The U.S. Department of State, U.S. Embassy Mogadishu announces an open competition for organizations interested in submitting applications for a project that increases the participation of marginalized and minority communities in public life.
- Projects should increase the participation of marginalized and minority communities in public life. The proposed project builds upon the successes and lessons learned from the ongoing John Lewis Minority Fellows Program (Phase I), funded through the FY 2020 ESF (ARDF.)
- Projects under Phase II of the John Lewis Minority Fellows Program should boost the participation of marginalized and minority communities in public life through two mutually reinforcing objectives:
- Objective 1: Cultivate and deepen professional skillset of marginalized and minority fellows, through the recruitment of two cohorts of eight fellows each to serve in the Federal Parliament of Somalia and/or executive bodies, line ministries, and the assembly of South West State (SWS,) as well as international and local NGOs.
- Objective 2: Expand political inclusion in Somalia through the provision of professional development experiences for young Somalis from marginalized and minority communities seeking careers in government, NGOs, and the private sector through work experiences in the aforementioned institutions and capacity building experiences provided via the project.
- Total Funding: $400,000.00 USD (FY2022 Economic Support Fund (ESF))
- Period of Performance: 18-24 months.
- Specific results could include, but are not limited to, the following:
- Successful fellowship experiences for 16 fellows from Somalia’s marginalized and minority communities to serve in the Federal Parliament of Somalia and/or executive bodies, line ministries, and the assembly of SWS, well as local and international NGOs.
- Improved understanding and buy-in from key Somali government stakeholders, as well as local NGOs, on the value of greater political inclusion of members of marginalized and minority groups in public service, aiding in the country’s stability through government representation that fully reflects the diversity of its citizens.
- Fellows report gaining skills relevant for working in a professional environment.
- Fellows are exposed to high-level speakers and mentors to guide them.
- Fellows are able to create a network among themselves and view their group as a future resource to help them and feel confident tapping into fellows from previous program and using them as mentors.
- To achieve the goals and expected results, the project should include the following:
- Through collaboration with U.S. Embassy Mogadishu’s Political-Economic Section, recruit of 16 fellows, with six male fellows and ten female fellows, from Somalia’s marginalized and minority communities to serve in the Federal Parliament of Somalia and/or executive bodies, line ministries, and the assembly of SWS as well as international and local NGOs.

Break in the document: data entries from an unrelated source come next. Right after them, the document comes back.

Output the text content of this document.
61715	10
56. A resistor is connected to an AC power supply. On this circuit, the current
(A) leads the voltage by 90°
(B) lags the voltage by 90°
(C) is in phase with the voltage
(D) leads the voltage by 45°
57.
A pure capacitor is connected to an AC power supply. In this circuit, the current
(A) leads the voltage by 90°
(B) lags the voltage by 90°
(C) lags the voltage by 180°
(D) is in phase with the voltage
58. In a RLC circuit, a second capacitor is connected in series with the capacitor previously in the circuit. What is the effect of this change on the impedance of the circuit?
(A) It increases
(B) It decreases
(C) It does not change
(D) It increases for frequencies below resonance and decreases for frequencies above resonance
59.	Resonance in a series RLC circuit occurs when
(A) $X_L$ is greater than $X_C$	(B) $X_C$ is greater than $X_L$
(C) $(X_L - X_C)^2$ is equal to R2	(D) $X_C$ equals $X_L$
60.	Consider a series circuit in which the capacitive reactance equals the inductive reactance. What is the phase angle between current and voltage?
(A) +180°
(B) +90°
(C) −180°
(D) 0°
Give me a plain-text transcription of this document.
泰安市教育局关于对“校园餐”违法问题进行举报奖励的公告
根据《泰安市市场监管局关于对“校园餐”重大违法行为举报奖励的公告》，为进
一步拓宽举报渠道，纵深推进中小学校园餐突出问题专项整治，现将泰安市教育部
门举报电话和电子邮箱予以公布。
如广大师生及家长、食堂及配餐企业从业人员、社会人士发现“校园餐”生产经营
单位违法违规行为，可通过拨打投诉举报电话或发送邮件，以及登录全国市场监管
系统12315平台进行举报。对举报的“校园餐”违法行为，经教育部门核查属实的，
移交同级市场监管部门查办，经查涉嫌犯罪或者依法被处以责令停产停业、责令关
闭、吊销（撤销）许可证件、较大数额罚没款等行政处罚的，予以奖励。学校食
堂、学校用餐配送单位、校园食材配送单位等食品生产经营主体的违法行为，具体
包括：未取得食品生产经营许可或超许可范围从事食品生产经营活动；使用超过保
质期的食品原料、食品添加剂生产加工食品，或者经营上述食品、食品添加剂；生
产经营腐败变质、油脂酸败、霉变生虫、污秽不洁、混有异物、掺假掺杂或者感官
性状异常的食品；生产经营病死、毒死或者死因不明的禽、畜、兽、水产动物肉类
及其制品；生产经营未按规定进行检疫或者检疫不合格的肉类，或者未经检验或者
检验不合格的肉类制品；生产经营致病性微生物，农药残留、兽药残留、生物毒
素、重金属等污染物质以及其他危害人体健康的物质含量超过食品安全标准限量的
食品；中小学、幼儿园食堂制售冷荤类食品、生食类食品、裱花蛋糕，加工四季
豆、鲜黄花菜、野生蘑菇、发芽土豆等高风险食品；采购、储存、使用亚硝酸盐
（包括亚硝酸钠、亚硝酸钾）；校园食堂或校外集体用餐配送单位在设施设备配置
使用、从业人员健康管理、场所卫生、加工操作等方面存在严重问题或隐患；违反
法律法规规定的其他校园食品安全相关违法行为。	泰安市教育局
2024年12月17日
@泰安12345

- By leveraging Embassy networks and relationships, work to secure the fellows placements in the Federal Parliament of Somalia and/or executive bodies, line ministries, and the assembly of SWS, as well as in local and international NGOs.
- Plan and execute a two- to three-day training experiences for fellows training them on note taking, office communication, and information technology skills to prepare them for their placements.
- Provide day-to-day mentoring of fellows in their placements in the Federal Parliament of Somalia and/or executive bodies, line ministries, and the assembly of SWS, as well as in local and international NGOs.
- Host keynote speaker events and networking opportunities for fellows as appropriate and as opportunities allow.
- Track fellows’ experiences in their placements and provide U.S. and Somali government stakeholders with compelling qualitative case studies of how fellows demonstrably contributed to the country’s governance through greater political inclusion.
- Plan and execute at least two professional development training sessions for fellows within the period of performance, organized by the awardee in collaboration with U.S. Embassy Mogadishu’s Political-Economic Section, with high-level speakers to provide fellows with experiences to augment their work in their placements. Provide fellows with inspiring experiences to motivate them to pursue long-term employment in public service roles.
- Track fellows’ onward experiences after their placements conclude; provide employment data of the fellows in the Somali government, NGOs, and the private sector as a result of their experiences and capacity building in the project.
- Monitor and evaluate fellows’ experiences by drawing on administrative data, as well as qualitative and quantitative data, via semi-structured interviews and Likert Scale surveys with fellows, and provide a business case for a longer-term fellows program with countrywide coverage.
- U.S. Embassy Mogadishu welcomes applications from U.S.-based non-profit/non-governmental organizations subject to section 501(c) (3) or 501(c) (6) of the U.S. tax code; foreign-based non-profit organizations/nongovernment organizations (NGO); Public International Organizations; Foreign Public Organizations; private, public, or state institutions of higher education; and for-profit organizations or businesses.
- Applications submitted by for-profit entities may be subject to additional review following the Merit Review Panel selection process. Additionally, the Department of State prohibits profit to for-profit or commercial organizations under its assistance awards. Profit is defined as any amount in excess of allowable direct and indirect costs. The allowability of costs incurred by commercial organizations is determined in accordance with the provisions of the Federal Acquisition Regulation (FAR) at 48 CFR 30, Cost Accounting Standards Administration, and 48 CFR 31 Contract Cost Principles and Procedures.